Every year the Orthodox Church proclaims a Great Fast before the Feast of PASCHA. We also are well aware that there is a right way and a wrong way to fast, just as there is a right and wrong way to pray or give to charity (Matthew 6:1-18). God tells us through the Prophet Isaiah that He rejects a fast that is just about ritually humbling oneself – bowing and scraping, putting on sackcloth, doing prostrations. God wants a fast that changes our hearts and yields righteousness, justice and mercy. God does not bless a fast that is about changing diet or leads to self flagellation. If self-abasement does not lead to mercy and justice for the oppressed, it is not part of a godly fast.
“Is this not the fast that I have chosen:
To loose the bonds of wickedness,
To undo the heavy burdens,
To let the oppressed go free,
And that you break every yoke?
Is it not to share your bread with the hungry,
And that you bring to your house the poor who are cast out;
When you see the naked, that you cover him,
And not hide yourself from your own flesh?

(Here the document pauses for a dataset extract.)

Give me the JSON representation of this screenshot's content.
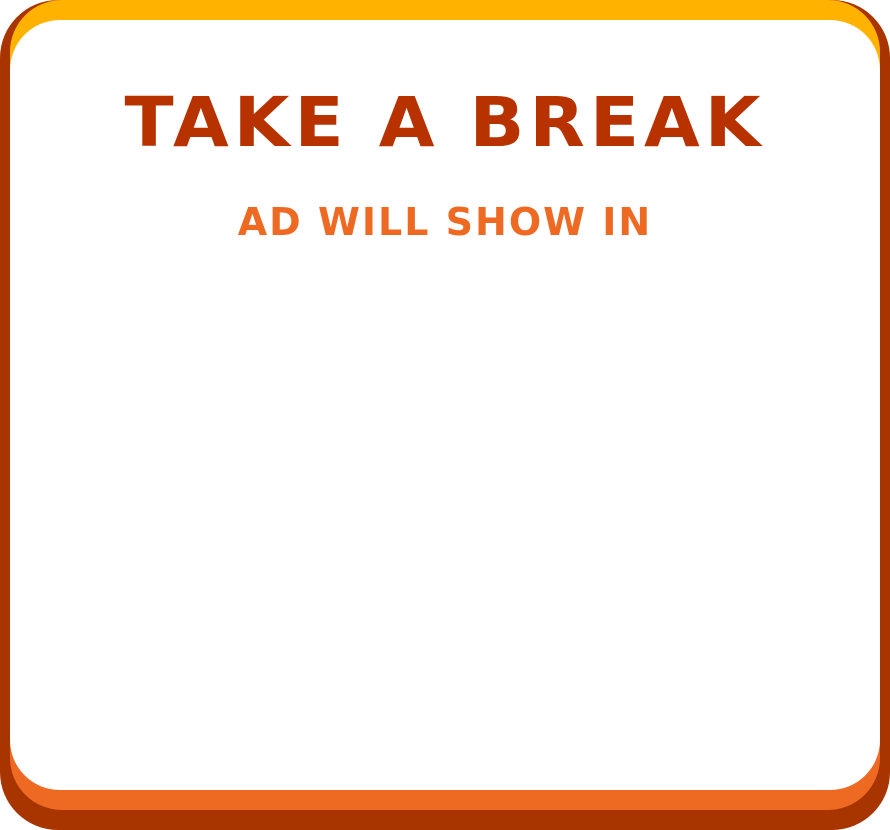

Then your light shall break forth like the morning,
Your healing shall spring forth speedily,
And your righteousness shall go before you;
The glory of the LORD shall be your rear guard.
Then you shall call, and the LORD will answer;
You shall cry, and He will say, ‘Here I am.’

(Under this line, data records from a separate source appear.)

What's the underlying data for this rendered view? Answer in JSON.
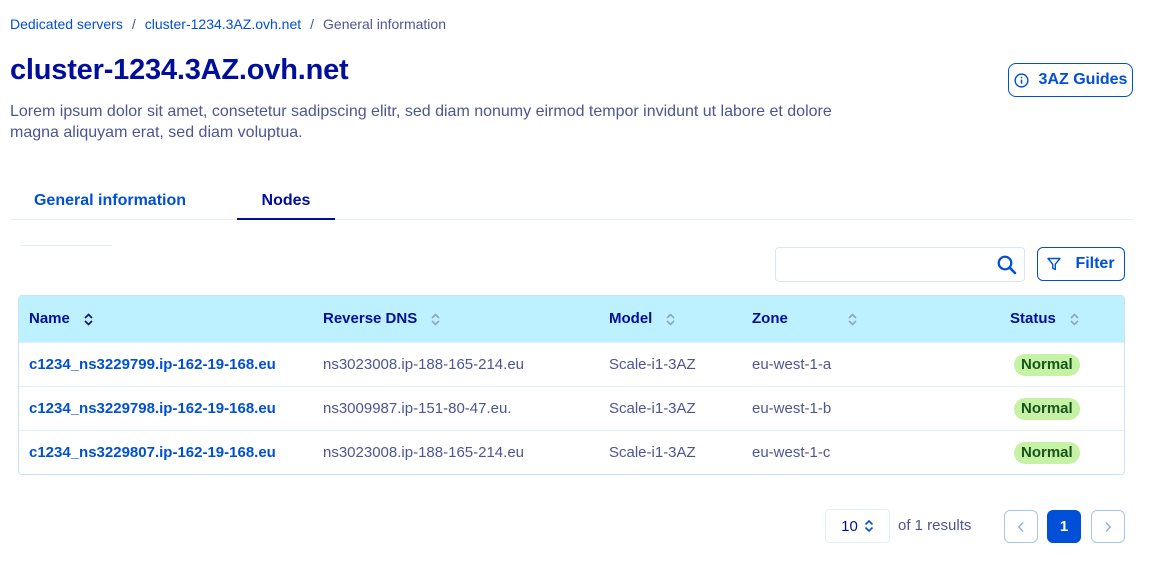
{
  "breadcrumb": {
    "items": [
      "Dedicated servers",
      "cluster-1234.3AZ.ovh.net",
      "General information"
    ],
    "separator": "/"
  },
  "page": {
    "title": "cluster-1234.3AZ.ovh.net",
    "description": "Lorem ipsum dolor sit amet, consetetur sadipscing elitr, sed diam nonumy eirmod tempor invidunt ut labore et dolore magna aliquyam erat, sed diam voluptua.",
    "guides_label": "3AZ Guides",
    "guides_icon": "info-circle-icon"
  },
  "tabs": [
    {
      "label": "General information",
      "active": false
    },
    {
      "label": "Nodes",
      "active": true
    }
  ],
  "toolbar": {
    "search_placeholder": "",
    "search_icon": "magnifier-icon",
    "filter_label": "Filter",
    "filter_icon": "funnel-icon"
  },
  "table": {
    "columns": [
      "Name",
      "Reverse DNS",
      "Model",
      "Zone",
      "Status"
    ],
    "rows": [
      {
        "name": "c1234_ns3229799.ip-162-19-168.eu",
        "dns": "ns3023008.ip-188-165-214.eu",
        "model": "Scale-i1-3AZ",
        "zone": "eu-west-1-a",
        "status": "Normal"
      },
      {
        "name": "c1234_ns3229798.ip-162-19-168.eu",
        "dns": "ns3009987.ip-151-80-47.eu.",
        "model": "Scale-i1-3AZ",
        "zone": "eu-west-1-b",
        "status": "Normal"
      },
      {
        "name": "c1234_ns3229807.ip-162-19-168.eu",
        "dns": "ns3023008.ip-188-165-214.eu",
        "model": "Scale-i1-3AZ",
        "zone": "eu-west-1-c",
        "status": "Normal"
      }
    ]
  },
  "pagination": {
    "page_size": "10",
    "results_text": "of 1 results",
    "current_page": "1"
  },
  "colors": {
    "primary": "#0050d7",
    "heading": "#000e9c",
    "text": "#4d5592",
    "table_header_bg": "#bef1ff",
    "status_badge_bg": "#c5f2a4",
    "status_badge_text": "#17541e"
  }
}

“If you take away the yoke from your midst,
The pointing of the finger, and speaking wickedness,
If you extend your soul to the hungry
And satisfy the afflicted soul,
Then your light shall dawn in the darkness,
And your darkness shall be as the noonday.
The LORD will guide you continually,
And satisfy your soul in drought,
And strengthen your bones;
You shall be like a watered garden,
And like a spring of water, whose waters do not fail.
While the Orthodox do not read this Isaiah passage at the beginning of Great Lent, we will read it on the sixth and final Wednesday of Great Lent. On the first Monday of Great Lent we do sing this hymn which echoes the concerns which the Lord God spoke to us through His Prophet Isaiah:
LET US PRESENT A GOOD FAST, WELL PLEASING TO THE LORD!
A TRUE FAST IS ALIENATION FROM THE EVIL ONE;
THE HOLDING OF ONE’S TONGUE, THE LAYING ASIDE OF ALL ANGER, THE REMOVAL OF ALL SENSUALITY,
OF ACCUSATION, FALSEHOOD AND SINS OF SWEARING.
THE WEAKENING OF THESE WILL MAKE THE FAST TRUE AND WELL PLEASING.
The good fast is not focused on what foods we eat or don’t eat but rather is focused on pleasing God. When we fast we are to alienate Satan – his ways are not to be part of our lives. We are to purify our hearts – stop swearing and cursing, curb your anger, control your lust and greed, giving in neither to your sexual desires nor to your desire to control others. Eliminate lying to yourself and to others. If we can even weaken these sins – even if we cannot completely stop them – we will have a true fast which is well pleasing to God.
One other hymn calls to mind the Gospel Parable of Lazarus and the rich man:
Spitting out the food of the rich, come, let us fast with Lazarus, that we also may be comforted in the bosom of Abraham. (1st Tuesday of Great Lent, Matins Canon)
The hymn creates a rather vivid image of us not avoiding certain foods but particularly spitting out in projectile fashion the food of the rich. This means not particularly gourmet foods, but any food which is excessive – beyond what is needed – and is thus prepared and eaten at the expense of the poor who have nothing. We are to use the time of Great Lent to simplify our menus and then give to the poor the extra money we would normally spend on food for ourselves. We will find ourselves comforted in the bosom of Abraham only when we take the poor into our own pantries.